Civil Society Statement
December 10, 2019
On behalf of 276 civil society organizations from around the world, we are calling upon the Climate Bonds Initiative (CBI) to abandon the certification of destructive hydropower projects as climate-friendly. The proposed hydropower criteria developed by CBI and its technical working group fall far short of acceptable standards and practice, and their adoption would pose a significant threat to rivers and the communities and freshwater species that depend on them.
If adopted, the CBI’s hydropower criteria would risk opening up a funding source that could prove profitable to dam operators and institutional investors with Paris-friendly branding, while making no meaningful contribution to stemming the climate crisis. Beyond permitting projects with dubious value to attract a new line of financing, the greatest risk of the proposed criteria is channeling scarce climate dollars toward projects that fail to help us confront the challenge of preventing a 2oC scenario and that exert increased pressure on freshwater biodiversity and the functioning of our water cycle.
In its eagerness to capitalize on the expanding market for climate-certified energy projects, the Climate Bonds Initiative has aligned itself with the International Hydropower Association (IHA), an industry body created to promote the interests of hydro companies and boost their image. In recent years, the IHA has rolled out a series of tools and guidance and advocated their use in lieu of established international standards and mechanisms for assessing the costs and benefits of hydropower.
The adverse environmental and social impacts of destructive hydroelectric dams are now well understood, ranging from displacing and impoverishing millions, particularly indigenous peoples, to driving the extinction of freshwater species and fragmenting rivers. Yet the CBI proposes to adopt the IHA’s own environmental, social and governance assessment tool as their principal source of assessment and verification. This would amount to little more than a box ticking exercise conducted by assessors accredited by the IHA itself – a glaring conflict of interest that lacks any meaningful oversight – making a mockery of international standards and conventions designed to protect rivers and the rights of communities. This would also be at odds with positive approaches adopted within the existing CBI standard for water infrastructure.

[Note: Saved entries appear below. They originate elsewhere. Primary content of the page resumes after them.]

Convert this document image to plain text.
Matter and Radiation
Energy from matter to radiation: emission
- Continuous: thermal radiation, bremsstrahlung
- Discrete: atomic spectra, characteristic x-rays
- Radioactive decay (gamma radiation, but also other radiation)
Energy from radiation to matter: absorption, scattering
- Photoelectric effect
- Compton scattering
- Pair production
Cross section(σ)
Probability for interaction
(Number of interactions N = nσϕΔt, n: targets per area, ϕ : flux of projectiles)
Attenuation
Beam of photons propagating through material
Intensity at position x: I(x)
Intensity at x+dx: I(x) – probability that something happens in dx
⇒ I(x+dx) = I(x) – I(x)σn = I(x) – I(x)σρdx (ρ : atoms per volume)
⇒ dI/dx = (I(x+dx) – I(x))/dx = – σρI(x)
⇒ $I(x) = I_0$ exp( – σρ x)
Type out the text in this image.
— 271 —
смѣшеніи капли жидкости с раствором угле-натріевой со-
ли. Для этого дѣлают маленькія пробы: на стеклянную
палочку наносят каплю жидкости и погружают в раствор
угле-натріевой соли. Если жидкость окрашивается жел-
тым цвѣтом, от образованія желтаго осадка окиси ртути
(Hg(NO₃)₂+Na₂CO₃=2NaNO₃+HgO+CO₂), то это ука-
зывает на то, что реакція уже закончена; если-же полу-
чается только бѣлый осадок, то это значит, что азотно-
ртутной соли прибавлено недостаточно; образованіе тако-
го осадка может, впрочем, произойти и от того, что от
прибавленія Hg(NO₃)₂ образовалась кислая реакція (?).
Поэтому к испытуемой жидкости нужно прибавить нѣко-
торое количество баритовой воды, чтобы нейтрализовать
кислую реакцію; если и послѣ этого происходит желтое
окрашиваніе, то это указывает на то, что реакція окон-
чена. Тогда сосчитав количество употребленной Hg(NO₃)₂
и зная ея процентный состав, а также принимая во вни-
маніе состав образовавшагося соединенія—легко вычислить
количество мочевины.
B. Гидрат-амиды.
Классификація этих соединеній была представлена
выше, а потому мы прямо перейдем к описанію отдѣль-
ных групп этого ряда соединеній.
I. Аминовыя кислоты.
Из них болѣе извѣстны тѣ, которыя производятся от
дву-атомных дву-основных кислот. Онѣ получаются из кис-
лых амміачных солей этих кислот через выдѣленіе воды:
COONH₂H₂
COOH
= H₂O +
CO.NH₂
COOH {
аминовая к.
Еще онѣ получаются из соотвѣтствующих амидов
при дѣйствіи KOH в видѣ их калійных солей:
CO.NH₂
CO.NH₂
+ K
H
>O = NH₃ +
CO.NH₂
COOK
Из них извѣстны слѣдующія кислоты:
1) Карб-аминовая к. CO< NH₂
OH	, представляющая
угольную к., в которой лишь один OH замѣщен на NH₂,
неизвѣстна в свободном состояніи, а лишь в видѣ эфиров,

Besides profound damage to the hydrosphere – an important part of global climate system – hydropower reservoirs emit significant amounts of greenhouse gases, especially in the tropics. Dam reservoirs emit methane, a particularly potent greenhouse gas, and are a significant contributor to the climate crisis. Yet CBI’s proposed criteria set such a low bar that even high-emitting dams would qualify for CBI certification. This problem is compounded by CBI’s proposal to use the IHA’s own non-transparent emissions calculation tool, which systematically underestimates the greenhouse gas emissions from dams. Methane emissions from dams are highest in the first years of operation, thus incentivizing hydropower would contribute to a spike in emissions at the precise moment the world is trying to reduce GHG emissions to arrest the worst impacts of climate change.
Climate financing has the potential to play a critical role in ensuring positive outcomes for rivers. This could include: protecting threatened freshwater resources; restoring flows that facilitate reconnection of fragmented ecosystems; ensuring cultural and environmental flows determined in consultation with affected peoples; and promoting river restoration efforts such as the decommissioning of obsolete dams. This is of utmost importance because our freshwater resources are vital to sustain in an era of climate change. The CBI has already issued a separate standard for water infrastructure, which took an important step to help promote nature-based solutions to addressing climate change.
CBI’s hydropower criteria, on the other hand, would represent a step backward, sanctioning business-as-usual energy practices that further threaten our rivers. If approved, it would exacerbate global threats to freshwater biodiversity, undermine the cultural values and human rights of affected communities, and fail to make progress toward addressing the climate crisis. It would at the same time damage the reputation of the Climate Bonds Initiative and contribute to discrediting green bond finance mechanisms in general. Therefore, we call upon the CBI, its board and advisory bodies to abandon their pursuit of a hydropower standard that caters to the hydropower industry instead of providing meaningful solutions to address the climate crisis.